It’s that least wonderful time of the year: every other spring, as flowers bloom, the National Center for Education Statistics releases the results of the National Assessment of Educational Progress (NAEP). This series of standardized tests is administered biannually to a representative sampling of American students at three benchmark grade levels—fourth, eighth, and twelfth—to determine their performance in several subject areas.

The results for 2022, which were released in early May, registered a steep decline in eighth-graders’ knowledge and comprehension of history and civics. Only an abysmal 13 percent of students rated as “proficient” in history, while just 22 percent reached proficiency in civics.

Secretary of Education Miguel Cardona tried to blame the poor showing on the pandemic, a lack of funding for schools, and “censorship,” but the plain fact is that classes in history and civics are disappearing. Only seven states require civics instruction at any time up to eighth grade, and it is almost exclusively Republican state lawmakers who advocate such a requirement, usually over ferocious Democratic opposition. Just 49 percent of eighth-graders report having taken a civics class, while 68 percent had taken a U.S. history class. The history figure may seem more encouraging, but it still means that nearly one-third of American eighth-graders have never been taught the history of their country in any methodical way, while more than half haven’t had any classes in how American government functions.

For those who have taken such courses, the content is often lackluster. A study by the RAND Corporation found that in 2019, the last year before the pandemic, only 32 percent of social studies teachers in public high schools believed that it was “absolutely essential” to “know facts” such as the locations of the 50 states or the date of the Japanese attack on Pearl Harbor. That figure registered only a slight decline from the 36 percent who thought so in RAND’s 2010 study. The drop was much steeper, however, when educators were asked how important it was “to be knowledgeable about periods such as the American Founding, the Civil War, and the Cold War”—that is, more general subjects and interpretive trends. While 63 percent thought so in 2010, by 2019 the figure had fallen to just 43 percent.

If our nation’s teachers de-emphasize factual knowledge, it should come as no surprise that students’ history NAEP scores plummet.

On the civics side, the picture is nearly as bleak. Only 53 percent of social studies teachers in 2019 believed it essential to understand such bedrock constitutional principles as federalism, separation of powers, and checks and balances, compared with 64 percent who thought so in 2010. Some 65 percent of social studies teachers still believed it important to teach their students about the protections guaranteed by the Constitution (down from 83 percent nine years earlier). While still relatively high, that number yields a depressing 35 percent who would exclude our most basic and foundational civil rights from essential classroom learning.

The slide in history and civics mirrors what has happened in our colleges and universities, which are responsible for training K–12 teachers in those subjects. Once a bastion of unassailable empiricism and scholarly rigor, the academic humanities as taught in the United States—including history and civics—have taken a nosedive. Between 2010 and 2020, the number of history majors fell by some 50 percent, following a gentler but steady decline over the previous 30 years. Unsurprisingly, that pre-pandemic decade corresponds with the increasing presence on campus of identity politics, Marxist rhetoric that reduces history to a struggle between oppressors and the oppressed, and other ideological innovations that discourage all but the most aggrieved students from engaging these subjects.

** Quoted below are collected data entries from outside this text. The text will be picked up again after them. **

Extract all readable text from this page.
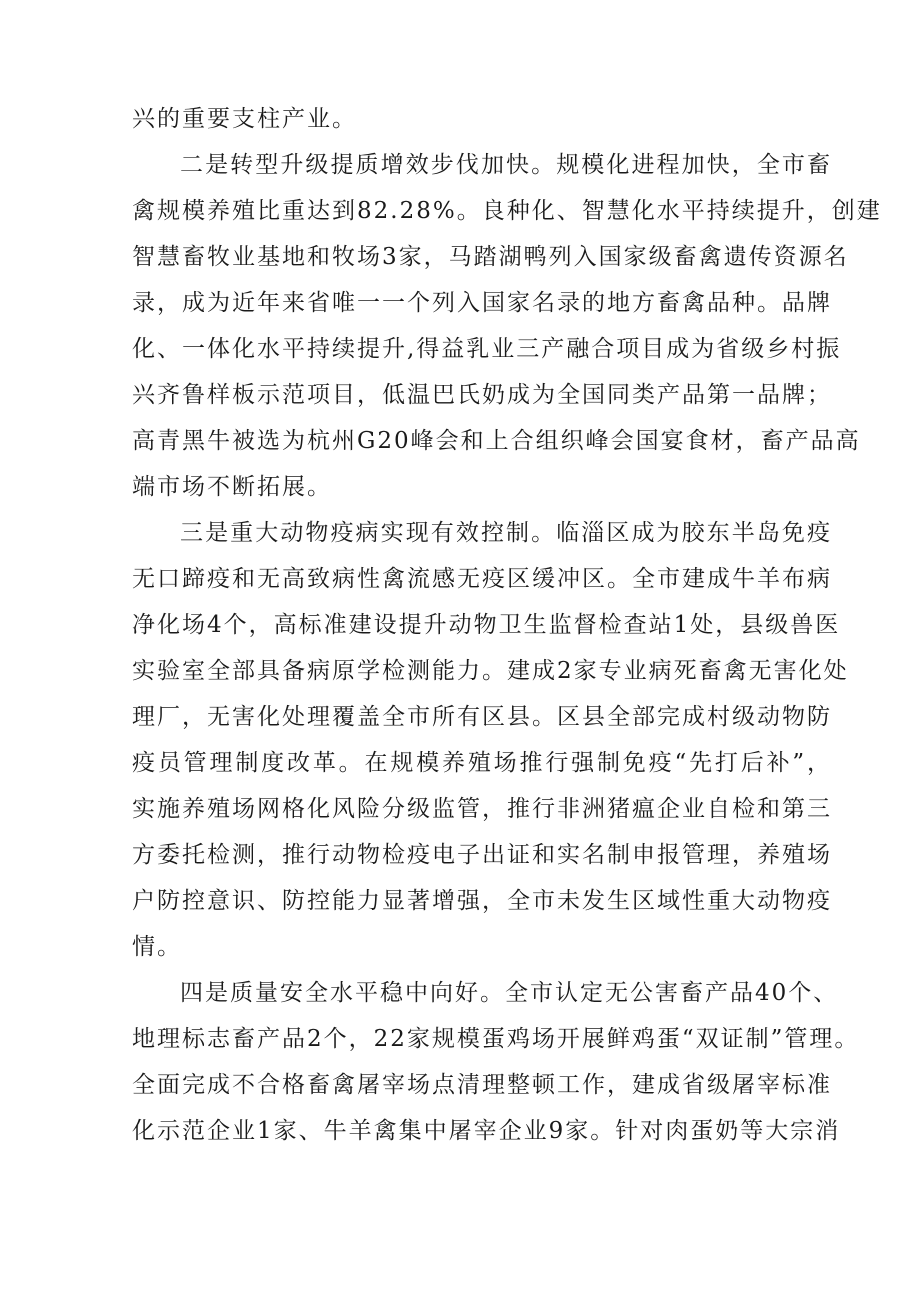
兴的重要支柱产业。
二是转型升级提质增效步伐加快。规模化进程加快，全市畜
禽规模养殖比重达到82.28%。良种化、智慧化水平持续提升，创建
智慧畜牧业基地和牧场3家，马踏湖鸭列入国家级畜禽遗传资源名
录，成为近年来省唯一一个列入国家名录的地方畜禽品种。品牌
化、一体化水平持续提升,得益乳业三产融合项目成为省级乡村振
兴齐鲁样板示范项目，低温巴氏奶成为全国同类产品第一品牌；
高青黑牛被选为杭州G20峰会和上合组织峰会国宴食材，畜产品高
端市场不断拓展。
三是重大动物疫病实现有效控制。临淄区成为胶东半岛免疫
无口蹄疫和无高致病性禽流感无疫区缓冲区。全市建成牛羊布病
净化场4个，高标准建设提升动物卫生监督检查站1处，县级兽医
实验室全部具备病原学检测能力。建成2家专业病死畜禽无害化处
理厂，无害化处理覆盖全市所有区县。区县全部完成村级动物防
疫员管理制度改革。在规模养殖场推行强制免疫“先打后补”，
实施养殖场网格化风险分级监管，推行非洲猪瘟企业自检和第三
方委托检测，推行动物检疫电子出证和实名制申报管理，养殖场
户防控意识、防控能力显著增强，全市未发生区域性重大动物疫
情。
四是质量安全水平稳中向好。全市认定无公害畜产品40个、
地理标志畜产品2个，22家规模蛋鸡场开展鲜鸡蛋“双证制”管理。
全面完成不合格畜禽屠宰场点清理整顿工作，建成省级屠宰标准
化示范企业1家、牛羊禽集中屠宰企业9家。针对肉蛋奶等大宗消
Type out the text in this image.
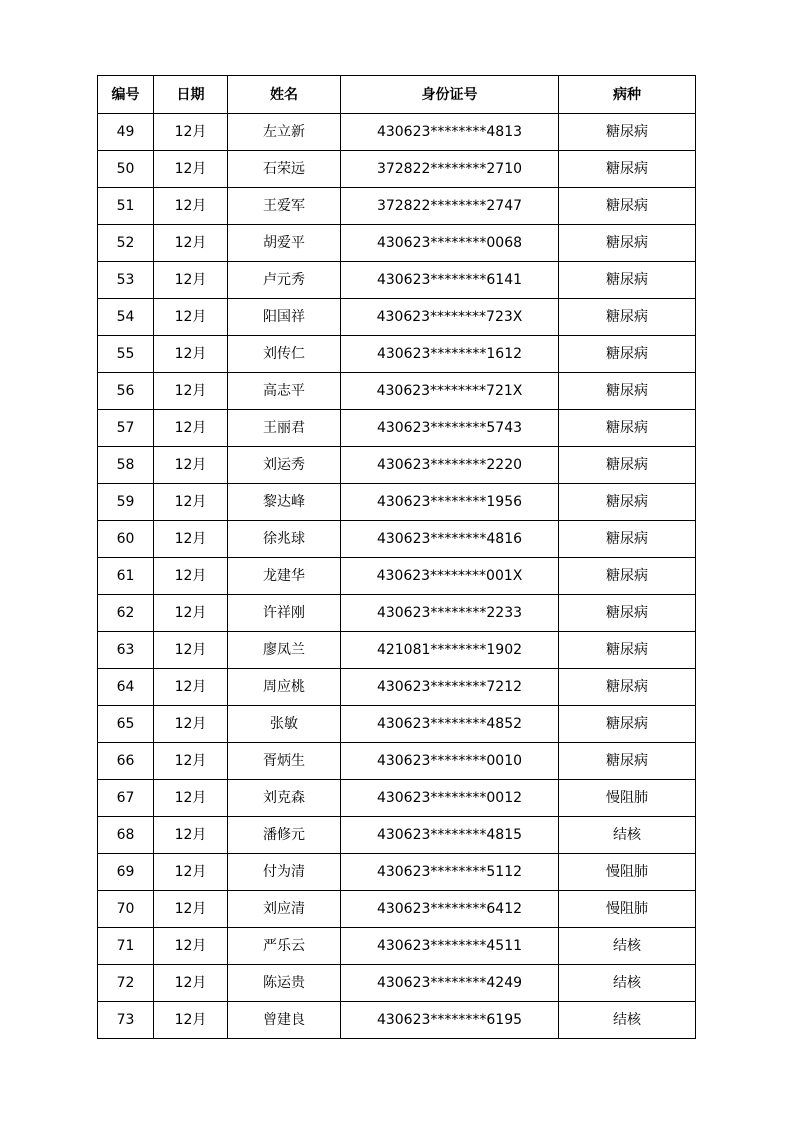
编号	日期	姓名	身份证号	病种
49	12月	左立新	430623********4813	糖尿病
50	12月	石荣远	372822********2710	糖尿病
51	12月	王爱军	372822********2747	糖尿病
52	12月	胡爱平	430623********0068	糖尿病
53	12月	卢元秀	430623********6141	糖尿病
54	12月	阳国祥	430623********723X	糖尿病
55	12月	刘传仁	430623********1612	糖尿病
56	12月	高志平	430623********721X	糖尿病
57	12月	王丽君	430623********5743	糖尿病
58	12月	刘运秀	430623********2220	糖尿病
59	12月	黎达峰	430623********1956	糖尿病
60	12月	徐兆球	430623********4816	糖尿病
61	12月	龙建华	430623********001X	糖尿病
62	12月	许祥刚	430623********2233	糖尿病
63	12月	廖凤兰	421081********1902	糖尿病
64	12月	周应桃	430623********7212	糖尿病
65	12月	张敏	430623********4852	糖尿病
66	12月	胥炳生	430623********0010	糖尿病
67	12月	刘克森	430623********0012	慢阻肺
68	12月	潘修元	430623********4815	结核
69	12月	付为清	430623********5112	慢阻肺
70	12月	刘应清	430623********6412	慢阻肺
71	12月	严乐云	430623********4511	结核
72	12月	陈运贵	430623********4249	结核
73	12月	曾建良	430623********6195	结核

Data clearly bear out this analysis. According to the 2019 RAND survey, social studies teachers placed the highest educational value on being “tolerant of people and groups who are different from themselves,” with 80 percent finding this “absolutely essential” and 92 percent feeling “confident” that their students would master that characteristic by graduation. In 2022, some 54 percent of teachers identified “conflict resolution” as the “most important aim” of civics education, with a worrisome 27 percent naming environmental activism and 20 percent “reducing racism” as the objective of civics instruction.

Non-majors have little difficulty avoiding such subjects in the pursuit of more practical and remunerative degrees. According to a 2016 study by the American Council of Trustees and Alumni, only 18 percent of colleges and universities require even a single semester of American history, meaning that millions of college-educated parents also have little or no knowledge of history and civics to pass on to their children.

Attempts to change this state of affairs provoke fierce opposition. In April, when North Carolina’s legislature moved to establish a one-semester civics requirement in state institutions, 673 faculty members at the flagship University of North Carolina signed an open letter protesting what they characterized as an attempt “to violate the principles of academic freedom and shared governance.” The self-perpetuating and largely unaccountable accreditation authorities also went to work, suggesting that the course—as well as a nonpartisan civics studies center suggested earlier in the year—could prompt the revocation of accredited status from North Carolina schools. The proposed course’s reading list includes, among other texts, the U.S. Constitution, the Declaration of Independence, the Gettysburg Address, and Martin Luther King’s “I Have a Dream” speech. These are all materials that should turn up on NAEP history and civics tests, but they could also raise questions about why an academic establishment given to illiberal ideologies might see robust public knowledge of U.S. history and civics as a threat. It might be no surprise that the open letter’s co-author, UNC history professor Jay Smith, is a specialist on royal absolutism under France’s Old Regime.